Regarding “the ugly,” Stuart points to African Swine Fever (ASF), which he calls, “the scariest swine disease on the planet.” The disease is highly transmissible, but not highly contagious (aerosolized); there is no vaccine; and mortality rate approaches 100%. He adds, “It’s a global black swan event looming for the global protein industry.”

Stuart reassures that there is no human health risk from the disease, but he explains that it is a big deal because in China – where the disease is rampantly occurring – it’s already potentially affected 10 million hogs. Even worse, China is home to half of the world’s hog supply, which represents 20% of the world’s protein supply.

Thus, this disease is going to impact global protein supplies. Moreover, the Chinese government is no longer reporting cases, which means further spreading of the disease is inevitable; it’s already been reported in Western Europe. “It’s completely out of control,” says Stuart, who notes that as of late January 2019, contacts in China told him the disease outbreak was “getting worse.”

Looking big picture, Stuart says, “If China loses 16% of their pork production, all of the exported pork in the world will not offset the loss of supply.” He speculates if China begins to aggressively import U.S. pork, that could put supply and demand pressure on pork, beef and poultry. Stuart says, “It will lift markets, but China does not produce enough chicken or beef to offset lower supplies.”

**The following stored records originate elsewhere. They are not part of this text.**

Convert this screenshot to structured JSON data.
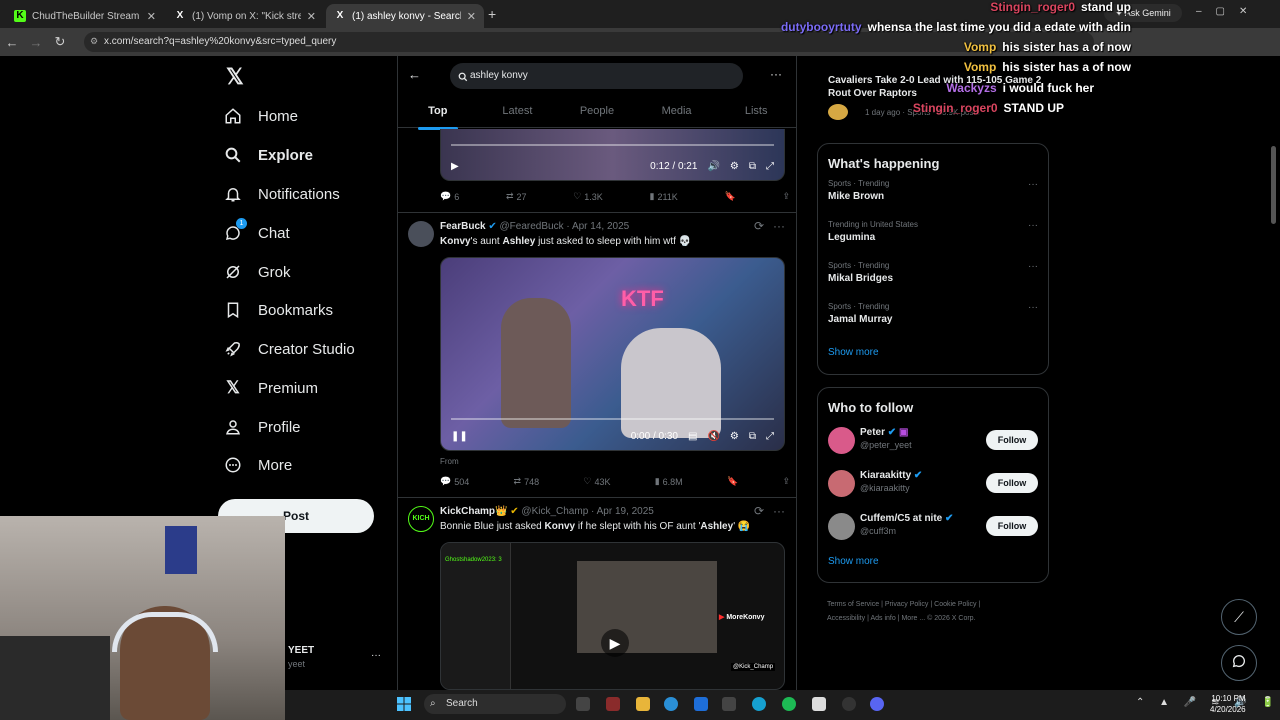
{
  "browser": {
    "tabs": [
      {
        "title": "ChudTheBuilder Stream - Watc",
        "favicon": "K"
      },
      {
        "title": "(1) Vomp on X: \"Kick streamer E",
        "favicon": "X"
      },
      {
        "title": "(1) ashley konvy - Search / X",
        "favicon": "X"
      }
    ],
    "new_tab": "+",
    "url": "x.com/search?q=ashley%20konvy&src=typed_query",
    "ask_gemini": "Ask Gemini"
  },
  "sidebar": {
    "items": [
      {
        "label": "Home",
        "icon": "home-icon"
      },
      {
        "label": "Explore",
        "icon": "search-icon"
      },
      {
        "label": "Notifications",
        "icon": "bell-icon"
      },
      {
        "label": "Chat",
        "icon": "chat-icon",
        "badge": "1"
      },
      {
        "label": "Grok",
        "icon": "grok-icon"
      },
      {
        "label": "Bookmarks",
        "icon": "bookmark-icon"
      },
      {
        "label": "Creator Studio",
        "icon": "rocket-icon"
      },
      {
        "label": "Premium",
        "icon": "x-logo-icon"
      },
      {
        "label": "Profile",
        "icon": "person-icon"
      },
      {
        "label": "More",
        "icon": "more-circle-icon"
      }
    ],
    "post_label": "Post",
    "account_name": "YEET",
    "account_handle": "yeet"
  },
  "search": {
    "query": "ashley konvy",
    "tabs": [
      "Top",
      "Latest",
      "People",
      "Media",
      "Lists"
    ],
    "active_tab": "Top"
  },
  "tweets": [
    {
      "video_time": "0:12 / 0:21",
      "replies": "6",
      "reposts": "27",
      "likes": "1.3K",
      "views": "211K"
    },
    {
      "name": "FearBuck",
      "handle": "@FearedBuck",
      "date": "· Apr 14, 2025",
      "text_prefix": "Konvy",
      "text_mid1": "'s aunt ",
      "text_bold2": "Ashley",
      "text_suffix": " just asked to sleep with him wtf 💀",
      "video_time": "0:00 / 0:30",
      "video_overlay": "KTF",
      "from_label": "From",
      "replies": "504",
      "reposts": "748",
      "likes": "43K",
      "views": "6.8M"
    },
    {
      "name": "KickChamp👑",
      "handle": "@Kick_Champ",
      "date": "· Apr 19, 2025",
      "text_a": "Bonnie Blue just asked ",
      "text_b": "Konvy",
      "text_c": " if he slept with his OF aunt '",
      "text_d": "Ashley",
      "text_e": "' 😭",
      "media_watermark": "MoreKonvy",
      "media_handle": "@Kick_Champ",
      "media_chat_user": "Ghostshadow2023: 3",
      "avatar_label": "KICH"
    }
  ],
  "right": {
    "top_news": {
      "title": "Cavaliers Take 2-0 Lead with 115-105 Game 2 Rout Over Raptors",
      "meta": "1 day ago · Sports · 18.9K posts"
    },
    "happening_title": "What's happening",
    "trends": [
      {
        "meta": "Sports · Trending",
        "topic": "Mike Brown"
      },
      {
        "meta": "Trending in United States",
        "topic": "Legumina"
      },
      {
        "meta": "Sports · Trending",
        "topic": "Mikal Bridges"
      },
      {
        "meta": "Sports · Trending",
        "topic": "Jamal Murray"
      }
    ],
    "show_more": "Show more",
    "who_to_follow_title": "Who to follow",
    "follow": [
      {
        "name": "Peter",
        "handle": "@peter_yeet",
        "avatar_color": "#d95a8a"
      },
      {
        "name": "Kiaraakitty",
        "handle": "@kiaraakitty",
        "avatar_color": "#c86a72"
      },
      {
        "name": "Cuffem/C5 at nite",
        "handle": "@cuff3m",
        "avatar_color": "#8a8a8a"
      }
    ],
    "follow_label": "Follow",
    "footer": [
      "Terms of Service",
      "Privacy Policy",
      "Cookie Policy",
      "Accessibility",
      "Ads info",
      "More ...",
      "© 2026 X Corp."
    ]
  },
  "chat_overlay": [
    {
      "user": "Stingin_roger0",
      "msg": "stand up",
      "color": "#d9455f"
    },
    {
      "user": "dutybooyrtuty",
      "msg": "whensa the last time you did a edate with adin",
      "color": "#7b6cf5"
    },
    {
      "user": "Vomp",
      "msg": "his sister has a of now",
      "color": "#f0c040"
    },
    {
      "user": "Vomp",
      "msg": "his sister has a of now",
      "color": "#f0c040"
    },
    {
      "user": "Wackyzs",
      "msg": "i would fuck her",
      "color": "#b36ee6"
    },
    {
      "user": "Stingin_roger0",
      "msg": "STAND UP",
      "color": "#d9455f"
    }
  ],
  "taskbar": {
    "search_placeholder": "Search",
    "time": "10:10 PM",
    "date": "4/20/2026"
  },
  "colors": {
    "accent": "#1d9bf0",
    "background": "#000000",
    "border": "#2f3336"
  }
}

Stuart concludes, “This is sobering. If we can keep ASF out of the U.S., our fortunes change. If we have it, all bets are off.”

NAFTA 2.0

Last, but not least, many in the beef industry are waiting with bated breath to see what happens to the United States-Mexico-Canada Agreement (USMCA), which some have dubbed NAFTA 2.0. While the agreement has been signed by the leaders of the three countries, the next step is for Congress to ratify the agreement, which NCBA’s Kent Bacus expects is going to “be tough” with Nancy Pelosi (D-Calif.) as House Speaker.

Moreover, Bacus noted it’s a federal election year in Canada and many in Congress are gearing up for U.S. elections. He stated, “Ag will need to be stepping up for Congressional support and make it a priority.”

President Trump did make a call for swift Congressional approval of the U.S.-Mexico-Canada trade agreement during his Feb. 5 State of the Union Address.

Gordon is a freelance ag writer from Whitewood, S.D.